The model of ‘land for peace’ has been discredited by the aftermath of Israeli territorial withdrawals from the Sinai Peninsula, Lebanon, and Gaza. None of these territorial concessions have enhanced Israel’s security. A conflict is ongoing between Islamist militants and Egyptian security forces in the Sinai Peninsula. The UN-accredited withdrawal from Lebanon in 2000 has empowered the Iranian backed militant organisation Hezbollah, which is now considered to be the strongest non-state actor in the world, with an estimated 100,000 rockets in its possession and a veto in the Lebanese parliament.

The major logistical undertaking of withdrawing 9,000 Jewish settlers and Israeli military personnel from the Gaza Strip in 2005 has resulted in Hamas and other militant groups using the territory as a launch-pad for thousands of rockets and incendiary devices with which to attack Israel. Only the security collaboration between Israel and the Palestinian Authority in the West Bank has prevented militant factions from launching attacks on Israel and maintained the PA’s rule of law in autonomous Palestinian areas.
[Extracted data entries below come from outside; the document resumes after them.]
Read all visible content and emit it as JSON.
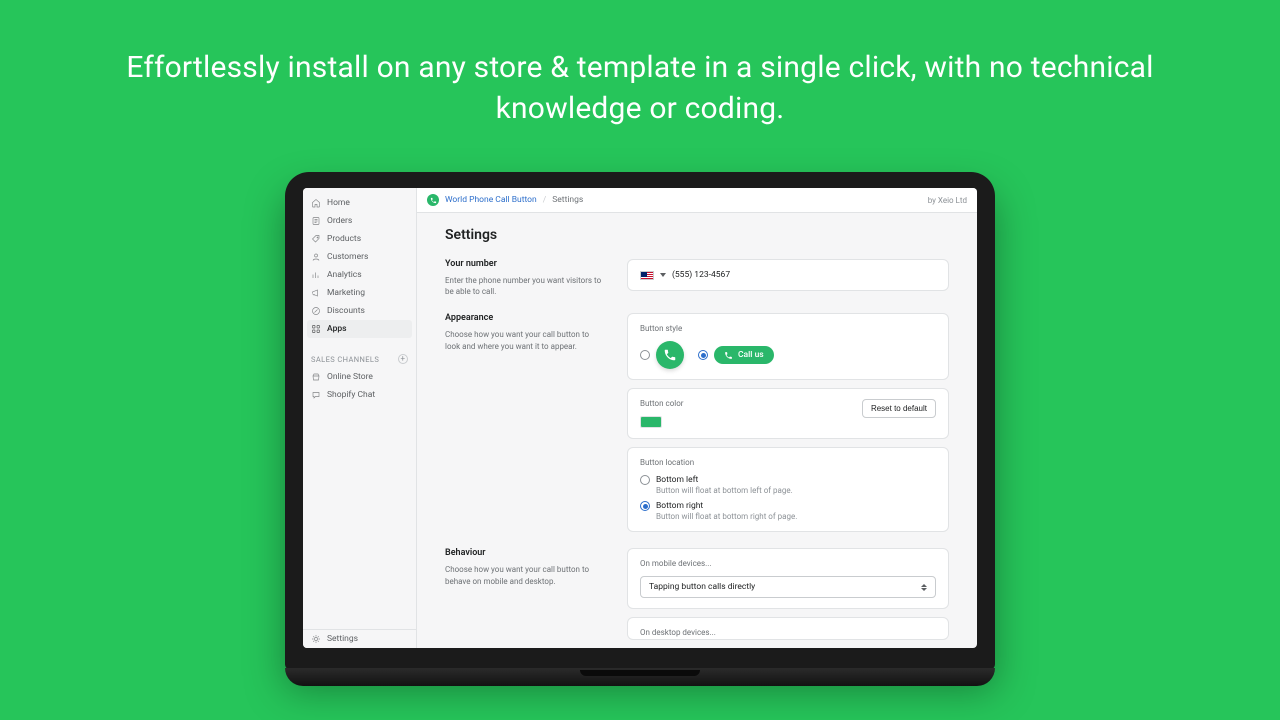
{
  "hero": "Effortlessly install on any store & template in a single click, with no technical knowledge or coding.",
  "topbar": {
    "app_name": "World Phone Call Button",
    "crumb": "Settings",
    "byline": "by Xeio Ltd"
  },
  "sidebar": {
    "items": [
      {
        "label": "Home"
      },
      {
        "label": "Orders"
      },
      {
        "label": "Products"
      },
      {
        "label": "Customers"
      },
      {
        "label": "Analytics"
      },
      {
        "label": "Marketing"
      },
      {
        "label": "Discounts"
      },
      {
        "label": "Apps"
      }
    ],
    "section_label": "SALES CHANNELS",
    "channels": [
      {
        "label": "Online Store"
      },
      {
        "label": "Shopify Chat"
      }
    ],
    "footer": {
      "label": "Settings"
    }
  },
  "page": {
    "title": "Settings",
    "number": {
      "heading": "Your number",
      "help": "Enter the phone number you want visitors to be able to call.",
      "value": "(555) 123-4567"
    },
    "appearance": {
      "heading": "Appearance",
      "help": "Choose how you want your call button to look and where you want it to appear.",
      "style_label": "Button style",
      "pill_text": "Call us",
      "color_label": "Button color",
      "color_hex": "#2ab76a",
      "reset_label": "Reset to default",
      "location_label": "Button location",
      "options": [
        {
          "title": "Bottom left",
          "sub": "Button will float at bottom left of page.",
          "checked": false
        },
        {
          "title": "Bottom right",
          "sub": "Button will float at bottom right of page.",
          "checked": true
        }
      ]
    },
    "behaviour": {
      "heading": "Behaviour",
      "help": "Choose how you want your call button to behave on mobile and desktop.",
      "mobile_label": "On mobile devices...",
      "mobile_value": "Tapping button calls directly",
      "desktop_label": "On desktop devices..."
    }
  }
}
The Palestinian Authority has long been dogged by authoritarianism. It has also been embroiled in numerous corruption scandals since its inception, with evidence of misappropriation and embezzlement of vast sums of money.

Palestinian economist Dr. Mhania Ghania Malhis estimated in 2010 that the Palestinian Authority wasted 12 billion dollars in aid funds since its inception. In 2013 an EU audit found that two billion dollars of aid could not be accounted for. Palestinian NGOs, including the Palestinian branch of Transparency International, have concluded that corruption is widespread within the Authority. The high levels of corruption and authoritarian rule have hindered the creation of the strong transparent institutions necessary for a stable cohesive state.
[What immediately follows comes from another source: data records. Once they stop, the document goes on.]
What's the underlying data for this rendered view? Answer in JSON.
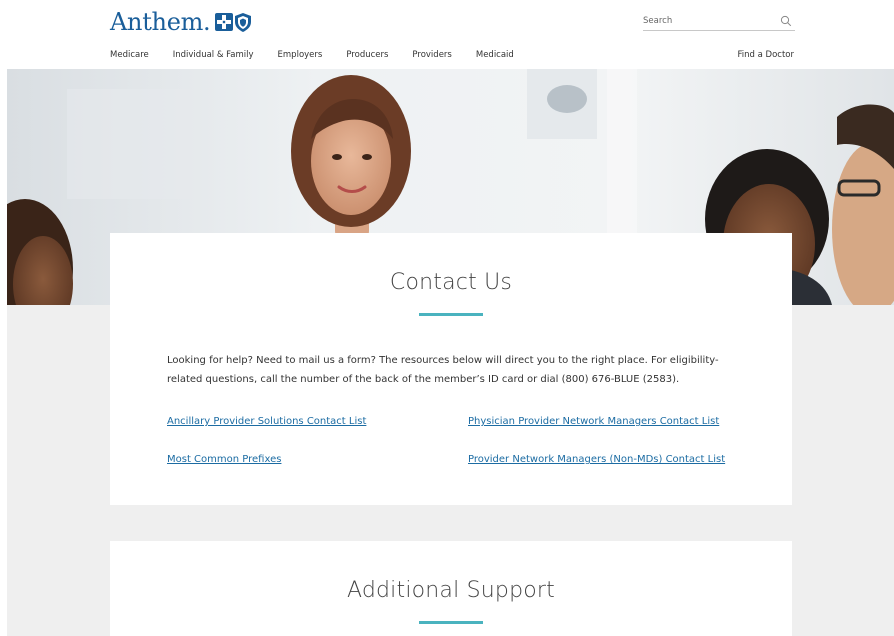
{
  "header": {
    "logo_text": "Anthem.",
    "search_placeholder": "Search",
    "nav": [
      {
        "label": "Medicare"
      },
      {
        "label": "Individual & Family"
      },
      {
        "label": "Employers"
      },
      {
        "label": "Producers"
      },
      {
        "label": "Providers"
      },
      {
        "label": "Medicaid"
      }
    ],
    "find_doctor": "Find a Doctor"
  },
  "brand_colors": {
    "logo_blue": "#1a5e9a",
    "link_blue": "#1c6ca3",
    "accent_teal": "#4ab3bf",
    "band_gray": "#efefef"
  },
  "contact": {
    "title": "Contact Us",
    "intro": "Looking for help? Need to mail us a form? The resources below will direct you to the right place. For eligibility-related questions, call the number of the back of the member’s ID card or dial (800) 676-BLUE (2583).",
    "links": [
      {
        "label": "Ancillary Provider Solutions Contact List"
      },
      {
        "label": "Physician Provider Network Managers Contact List"
      },
      {
        "label": "Most Common Prefixes"
      },
      {
        "label": "Provider Network Managers (Non-MDs) Contact List"
      }
    ]
  },
  "support": {
    "title": "Additional Support"
  },
  "icons": {
    "search": "search-icon",
    "logo_cross": "blue-cross-icon",
    "logo_shield": "blue-shield-icon"
  }
}
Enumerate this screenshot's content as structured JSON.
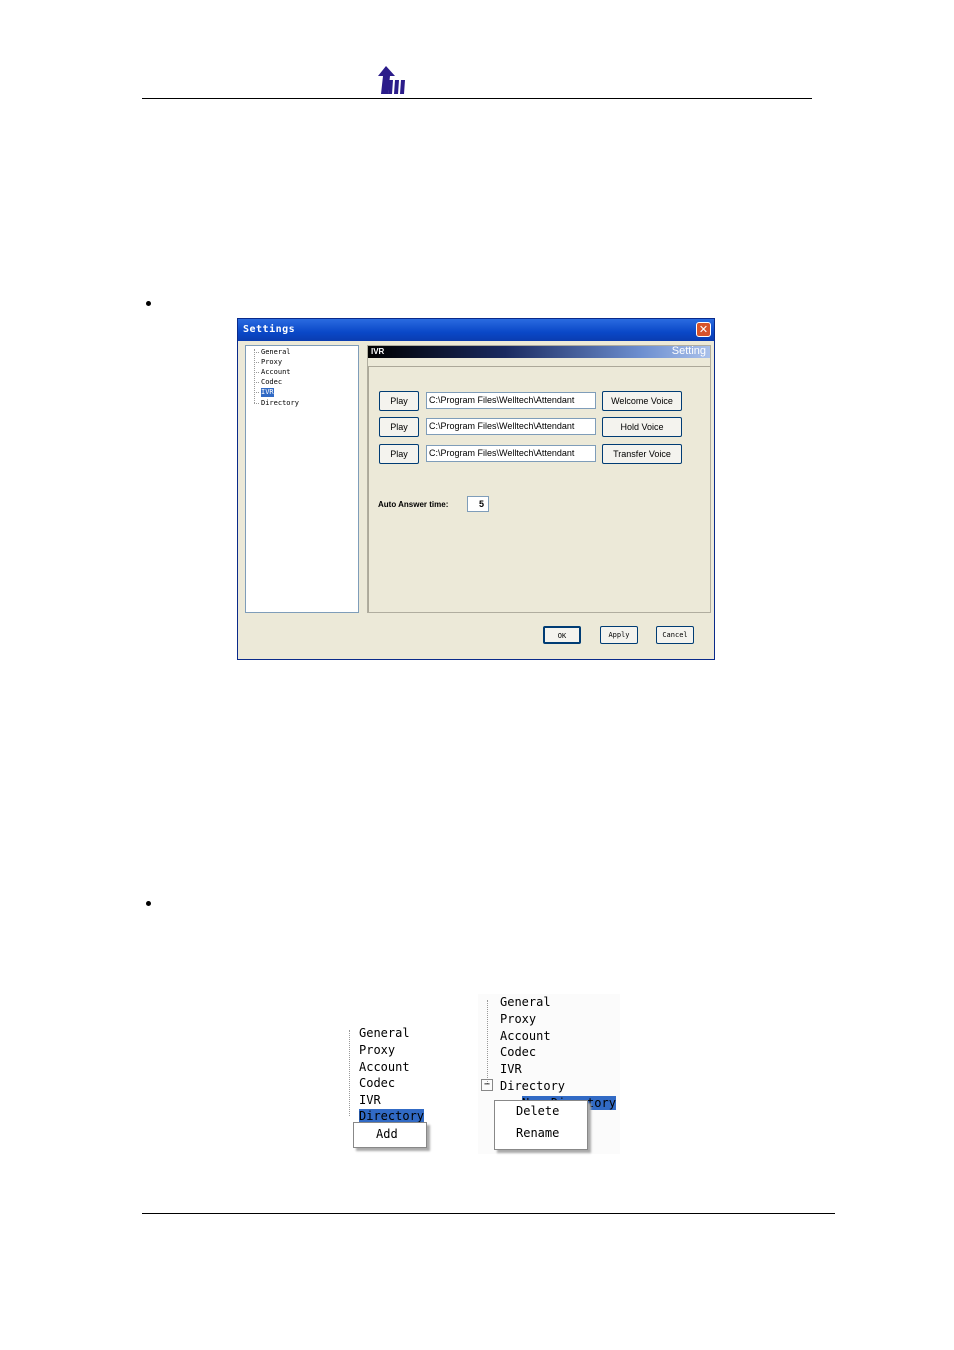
{
  "dialog": {
    "title": "Settings",
    "close_glyph": "✕",
    "tree": [
      "General",
      "Proxy",
      "Account",
      "Codec",
      "IVR",
      "Directory"
    ],
    "selected_tree_item": "IVR",
    "panel_header_left": "IVR",
    "panel_header_right": "Setting",
    "rows": [
      {
        "play": "Play",
        "path": "C:\\Program Files\\Welltech\\Attendant",
        "voice": "Welcome Voice"
      },
      {
        "play": "Play",
        "path": "C:\\Program Files\\Welltech\\Attendant",
        "voice": "Hold Voice"
      },
      {
        "play": "Play",
        "path": "C:\\Program Files\\Welltech\\Attendant",
        "voice": "Transfer Voice"
      }
    ],
    "auto_answer_label": "Auto Answer time:",
    "auto_answer_value": "5",
    "ok": "OK",
    "apply": "Apply",
    "cancel": "Cancel"
  },
  "menu_left": {
    "tree": [
      "General",
      "Proxy",
      "Account",
      "Codec",
      "IVR",
      "Directory"
    ],
    "selected": "Directory",
    "menu_items": [
      "Add"
    ]
  },
  "menu_right": {
    "tree": [
      "General",
      "Proxy",
      "Account",
      "Codec",
      "IVR",
      "Directory"
    ],
    "expander": "−",
    "child_selected": "New Directory",
    "menu_items": [
      "Delete",
      "Rename"
    ]
  }
}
The complex security issues that Israel is confronted with are not acknowledged in most analyses of the conflict. Past withdrawals based on ‘land for peace’ have exacerbated security issues and emboldened militants. The deeply entrenched internal divisions and internecine violence combined with high level corruption in the Palestinian Authority underline the complexities in building a cohesive and viable Palestinian state.

It’s often forgotten that prior to 1967 the Gaza Strip was under Egyptian military rule and the West Bank had been annexed by Jordan. Both nations have absolved themselves of any responsibility towards the territories and both advocate for the creation of a Palestinian state. In essence, Israel is confronted with the challenge of trying to attain peace with divided disparate factions, compounded by major regional powers such as the Iranian regime hovering in the background.

Western politicians who incessantly demand Israeli territorial withdrawals and the creation of a Palestinian state without prior agreements between Israel and the Palestinian leaderships are seemingly oblivious to the intricacies of the conflict. Their pervasive demonisation of Israel obscures and obfuscates the geopolitical realities of the region and the real reasons for the lack of peace.